Теперь уже Агата сверлила его взглядом, но не страстным, а укоряющим. Первое предложение руки и сердца она мечтала получить от личности более достойной. Это должен был быть рыцарь или хотя бы герцог. Кто-то сильный и значительный, и гибельно неотразимый, владелец целого табуна горячих скакунов. Но никак не армейский стрелок, пусть даже и отличный, не этот нудный солдафон, который ни на минуту не оставлял ее в покое. Агата в ответ произнесла нечто витиевато-вежливое, но вполне определенное, однако изысканность фразы не могла смягчить суровость короткого слова “нет”. Весь путь попутчики провели в неловком молчании, Агата чувствовала себя крайне неуютно.

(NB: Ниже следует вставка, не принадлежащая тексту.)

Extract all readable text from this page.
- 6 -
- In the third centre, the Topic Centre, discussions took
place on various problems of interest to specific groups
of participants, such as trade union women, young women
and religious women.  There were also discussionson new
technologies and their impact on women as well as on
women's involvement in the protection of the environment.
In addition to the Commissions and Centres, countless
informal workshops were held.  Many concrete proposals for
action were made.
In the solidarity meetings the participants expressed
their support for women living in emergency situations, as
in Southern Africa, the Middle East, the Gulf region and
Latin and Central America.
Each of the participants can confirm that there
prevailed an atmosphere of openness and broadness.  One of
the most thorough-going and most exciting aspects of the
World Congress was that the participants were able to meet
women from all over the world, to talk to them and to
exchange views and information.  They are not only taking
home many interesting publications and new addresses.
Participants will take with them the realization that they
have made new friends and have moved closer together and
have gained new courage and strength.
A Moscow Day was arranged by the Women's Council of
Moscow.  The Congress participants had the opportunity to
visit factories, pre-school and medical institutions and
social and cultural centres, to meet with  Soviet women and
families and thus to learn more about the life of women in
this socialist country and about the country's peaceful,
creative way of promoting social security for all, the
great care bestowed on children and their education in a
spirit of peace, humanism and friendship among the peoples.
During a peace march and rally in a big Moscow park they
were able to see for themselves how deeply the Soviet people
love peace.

То ли тайная мечта найти своего принца, то ли желание просто подурачиться и порадоваться роскоши лета тому причина, но восемнадцатилетняя Агата порхала с вечеринки на вечеринку, с бала на бал, и, разумеется, количество поклонников росло. Но влюбленности были несерьезными. Их можно отнести к легкому флирту. То, что Агата, по примеру средневековых трубадуров, назовет позже “lе pays du tendre”[13]. Как знать, возможно, романтические поиски были бы завершены в тот же сезон, но Агата внезапно заболела, доктор Хаксли предписал несколько недель постельного режима. Лишенная общества уже завоеванных и потенциальных воздыхателей, Агата подсушивала ломтики хлеба, разрисовывала их красками и надписывала имена друзей, вот такие самодельные подарки. Скучнейшее занятие. Именно тогда, вспоминала Агата, мама предложила ей что-нибудь написать.
О романе речи не шло. Несколько лет назад Клара предложила написать рассказ и старшей дочери, тоже как раз набиравшейся сил после гриппа. Пробы пера Мэдж завершились, как уже упоминалось, публикацией в престижном журнале “Ярмарка тщеславия”. Агата приняла этот вызов, надеясь превзойти Мэдж хотя бы в чем-то. Поставив на стол старую пишущую машинку сестры, она принялась тюкать двумя пальцами по клавишам. В рассказе под названием “Дом красоты” получилась тридцать одна страница, свое творение Агата подписала псевдонимом “Мак-Миллер, эсквайр”. Это был рассказ о безумии, с основательной примесью мистицизма. Он был не так откровенно беспомощен, как опусы большинства увлекающихся сочинительством молодых барышень и юношей, но для журнала все-таки не годился. Агата быстро это уяснила, рассылая копии по разным редакциям и получая в ответ письма с отказом.
Позже, в минуты досуга, появятся еще несколько рассказов, в том числе “Зов крыльев” и “Одинокий божок”. Все они под разными псевдонимами были педантично отправлены издателям журналов, а издатели столь же педантично присылали письма, разные по форме изложения, но одинаковые по сути, означавшие “нет”.
Эти свои писательские опыты Агата воспринимала как приятное развлечение, продолжая прилежно заниматься вокалом, не сомневаясь, что ее ждет успех, по крайней мере у местной публики. Чтобы хоть немного подстегнуть ее величество удачу, Агата посещала обеды “с музицированием”, которые издавна устраивались в Торки, на радость хозяевам, ведь тогда еще не существовало радио, а фотографирование еще не было доступным развлечением. Конечно, домашняя сцена – это не сцена Королевского концертного зала “Альберт-Холл”, тем не менее там были выступления. И поскольку играть, петь и аккомпанировать доводилось на вечеринках у друзей, Агату всегда баловали вниманием и восхищенными комплиментами, что подпитывало ее мечту о профессиональной сцене.